LETTER: Baker guilty of war crime for speech


by Evelyn Lantz

To the editor:

As one of those arrested and jailed as a political dissident during the James Baker Institute's Inaugural Annual Conference, I can only interpret the actions and statements of Rice University officials, cited in your article ("Disruptions punctuate panels", Nov. 17), to mean that "we provided an open forum for those who agree with us. For those who dissent from our political line, we have ways of dealing with you."

I am writing to set the record straight and to appeal to those Rice students who are not afraid to seek the truth.

The coverage in the Nov. 17 issue of The Rice Thresher distorted a number of facts and left many out.

It is true that I called James Baker a war criminal. In fact, I personally indicted him as such as he sat in the front row of the auditorium.

He had not left, as the article implied.

I also told Mr.

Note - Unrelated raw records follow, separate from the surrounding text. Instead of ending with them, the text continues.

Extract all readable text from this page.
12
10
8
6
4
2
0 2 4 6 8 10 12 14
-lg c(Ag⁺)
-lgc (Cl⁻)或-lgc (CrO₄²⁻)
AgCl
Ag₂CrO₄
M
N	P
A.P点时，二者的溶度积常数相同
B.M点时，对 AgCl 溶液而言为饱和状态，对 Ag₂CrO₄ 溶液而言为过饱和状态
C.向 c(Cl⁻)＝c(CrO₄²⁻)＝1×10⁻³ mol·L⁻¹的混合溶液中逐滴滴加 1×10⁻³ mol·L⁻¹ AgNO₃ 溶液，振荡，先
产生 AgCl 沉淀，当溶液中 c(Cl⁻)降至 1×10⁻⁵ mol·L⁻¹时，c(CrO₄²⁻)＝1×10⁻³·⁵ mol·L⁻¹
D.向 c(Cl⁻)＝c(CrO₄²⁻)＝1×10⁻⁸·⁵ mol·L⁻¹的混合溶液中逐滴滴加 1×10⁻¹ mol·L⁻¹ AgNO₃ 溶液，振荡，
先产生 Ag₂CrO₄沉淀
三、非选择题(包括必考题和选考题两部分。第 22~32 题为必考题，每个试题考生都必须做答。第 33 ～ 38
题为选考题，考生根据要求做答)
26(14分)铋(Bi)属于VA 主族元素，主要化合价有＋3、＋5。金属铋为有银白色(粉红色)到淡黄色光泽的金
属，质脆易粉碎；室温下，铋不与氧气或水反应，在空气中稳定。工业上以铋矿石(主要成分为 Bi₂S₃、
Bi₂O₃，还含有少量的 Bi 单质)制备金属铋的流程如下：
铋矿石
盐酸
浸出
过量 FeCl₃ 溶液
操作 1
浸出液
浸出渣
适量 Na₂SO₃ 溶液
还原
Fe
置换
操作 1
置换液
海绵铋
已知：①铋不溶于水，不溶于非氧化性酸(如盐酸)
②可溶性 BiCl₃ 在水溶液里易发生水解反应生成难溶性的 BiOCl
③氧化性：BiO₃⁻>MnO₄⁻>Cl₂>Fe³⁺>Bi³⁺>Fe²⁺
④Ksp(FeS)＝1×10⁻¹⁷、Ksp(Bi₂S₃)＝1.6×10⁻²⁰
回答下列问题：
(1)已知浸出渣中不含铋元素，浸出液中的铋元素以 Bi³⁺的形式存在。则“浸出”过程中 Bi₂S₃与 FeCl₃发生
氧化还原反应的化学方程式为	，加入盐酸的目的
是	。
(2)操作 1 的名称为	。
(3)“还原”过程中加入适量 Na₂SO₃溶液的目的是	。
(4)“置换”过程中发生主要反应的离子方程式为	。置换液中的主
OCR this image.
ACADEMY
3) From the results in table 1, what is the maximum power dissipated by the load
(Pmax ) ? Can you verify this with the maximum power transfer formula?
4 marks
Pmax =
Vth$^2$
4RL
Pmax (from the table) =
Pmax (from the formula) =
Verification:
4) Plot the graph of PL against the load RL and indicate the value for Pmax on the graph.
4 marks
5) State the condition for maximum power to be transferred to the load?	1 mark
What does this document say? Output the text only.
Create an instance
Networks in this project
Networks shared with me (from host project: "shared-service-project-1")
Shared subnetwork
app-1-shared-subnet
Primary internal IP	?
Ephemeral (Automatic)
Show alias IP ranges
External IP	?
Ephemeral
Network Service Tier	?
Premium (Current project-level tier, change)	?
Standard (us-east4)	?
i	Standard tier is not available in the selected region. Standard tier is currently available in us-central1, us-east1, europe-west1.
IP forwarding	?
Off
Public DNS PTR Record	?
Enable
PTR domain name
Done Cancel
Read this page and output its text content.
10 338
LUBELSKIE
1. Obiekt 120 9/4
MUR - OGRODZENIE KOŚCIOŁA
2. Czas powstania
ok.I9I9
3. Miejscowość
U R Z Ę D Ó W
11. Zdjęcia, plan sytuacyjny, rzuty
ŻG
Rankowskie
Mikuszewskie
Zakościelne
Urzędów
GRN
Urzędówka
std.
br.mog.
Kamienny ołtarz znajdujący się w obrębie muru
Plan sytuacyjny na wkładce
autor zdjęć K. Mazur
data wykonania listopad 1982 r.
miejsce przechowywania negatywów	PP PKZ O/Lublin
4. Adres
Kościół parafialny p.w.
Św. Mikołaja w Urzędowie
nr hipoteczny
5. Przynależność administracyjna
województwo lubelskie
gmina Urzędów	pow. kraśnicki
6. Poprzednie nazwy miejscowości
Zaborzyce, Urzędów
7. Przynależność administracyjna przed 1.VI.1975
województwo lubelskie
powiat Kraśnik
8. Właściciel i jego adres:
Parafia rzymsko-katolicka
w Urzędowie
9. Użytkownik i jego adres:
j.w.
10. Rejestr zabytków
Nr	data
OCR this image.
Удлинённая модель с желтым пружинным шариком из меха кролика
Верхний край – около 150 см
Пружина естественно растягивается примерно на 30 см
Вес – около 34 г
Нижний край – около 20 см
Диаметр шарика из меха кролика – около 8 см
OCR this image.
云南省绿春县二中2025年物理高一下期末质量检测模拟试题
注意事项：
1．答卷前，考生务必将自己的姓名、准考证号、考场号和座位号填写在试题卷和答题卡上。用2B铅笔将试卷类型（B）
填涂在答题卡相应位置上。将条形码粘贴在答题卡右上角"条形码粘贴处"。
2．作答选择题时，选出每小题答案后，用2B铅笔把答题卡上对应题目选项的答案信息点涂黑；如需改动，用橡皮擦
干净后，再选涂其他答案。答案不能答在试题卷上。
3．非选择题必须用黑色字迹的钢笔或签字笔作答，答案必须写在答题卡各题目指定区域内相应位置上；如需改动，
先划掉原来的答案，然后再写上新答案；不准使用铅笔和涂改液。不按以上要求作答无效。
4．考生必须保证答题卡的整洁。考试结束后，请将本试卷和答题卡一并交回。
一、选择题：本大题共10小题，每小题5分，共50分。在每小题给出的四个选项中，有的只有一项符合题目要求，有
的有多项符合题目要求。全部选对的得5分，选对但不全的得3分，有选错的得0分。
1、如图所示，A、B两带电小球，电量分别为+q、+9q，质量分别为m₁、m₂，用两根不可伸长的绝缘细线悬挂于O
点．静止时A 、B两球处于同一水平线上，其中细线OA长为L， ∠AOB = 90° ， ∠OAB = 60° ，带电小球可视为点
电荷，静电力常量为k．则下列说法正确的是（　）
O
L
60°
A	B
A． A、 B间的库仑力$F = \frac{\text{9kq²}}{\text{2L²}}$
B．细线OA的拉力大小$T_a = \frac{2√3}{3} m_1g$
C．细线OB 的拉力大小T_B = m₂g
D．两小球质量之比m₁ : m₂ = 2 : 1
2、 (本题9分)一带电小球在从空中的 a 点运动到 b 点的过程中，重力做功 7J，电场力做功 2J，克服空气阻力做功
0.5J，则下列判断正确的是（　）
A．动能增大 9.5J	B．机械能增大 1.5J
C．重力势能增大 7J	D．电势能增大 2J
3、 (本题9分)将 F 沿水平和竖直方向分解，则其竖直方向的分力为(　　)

Baker and the rest of the audience that he was the person most directly responsible for the genocide in Croatia and Bosnia which the Serbs felt free to unleash after getting the green light from then-Secretary of State James Baker.

I was responding directly to the conference statements of "journalist" Georgie Anne Geyer, who had -- correctly -- described the genocide in Bosnia as the worst atrocities since the Nazis.

Geyer had said several times that people must have the political courage to tell the truth about the situation in Bosnia.

As she had earlier lied about the role of James Baker, I responded to her call for the truth by indicting Mr. Baker as a war criminal and by attempting to explain the charges.

The Serbian war of genocide against Bosnia was a continuation of the Serbian war of genocide against Croatia. That war began with full-scale assaults on Croatia and Slovenia, five days after James Baker spoke in Belgrade, Serbia (capital of former Yugoslavia).

There Baker gave the go-ahead in a public speech on June 21, 1991, stating, "The United States would like to help in whatever way we can in assisting Yugoslavia ... to preserve the unity of the country."

Baker also stated that the United States would not recognize the independence of either of the republics which would be declaring their independence from Yugoslavia.

The Nazi-like atrocities occurred in Bosnia and Croatia because the Nuremburg War Crimes Tribunal after World War II did not indict or convict the financial circles behind the scenes in England and the United States who brought the Nazis to power and who ensured that there was no effective opposition until it was almost too late.

We must not make the same mistake in the War Crimes Tribunal on the Balkans war.

Evelyn Lantz

Executive Intelligence Review

Correspondent

Editor's Note: According to our reporters at the conference, Baker had left Stude Hall approximately 20 minutes before Ms. Lantz's outburst. The Thresher stands by its story.


This item appeared in the Opinion section of the December 8, 1995 issue.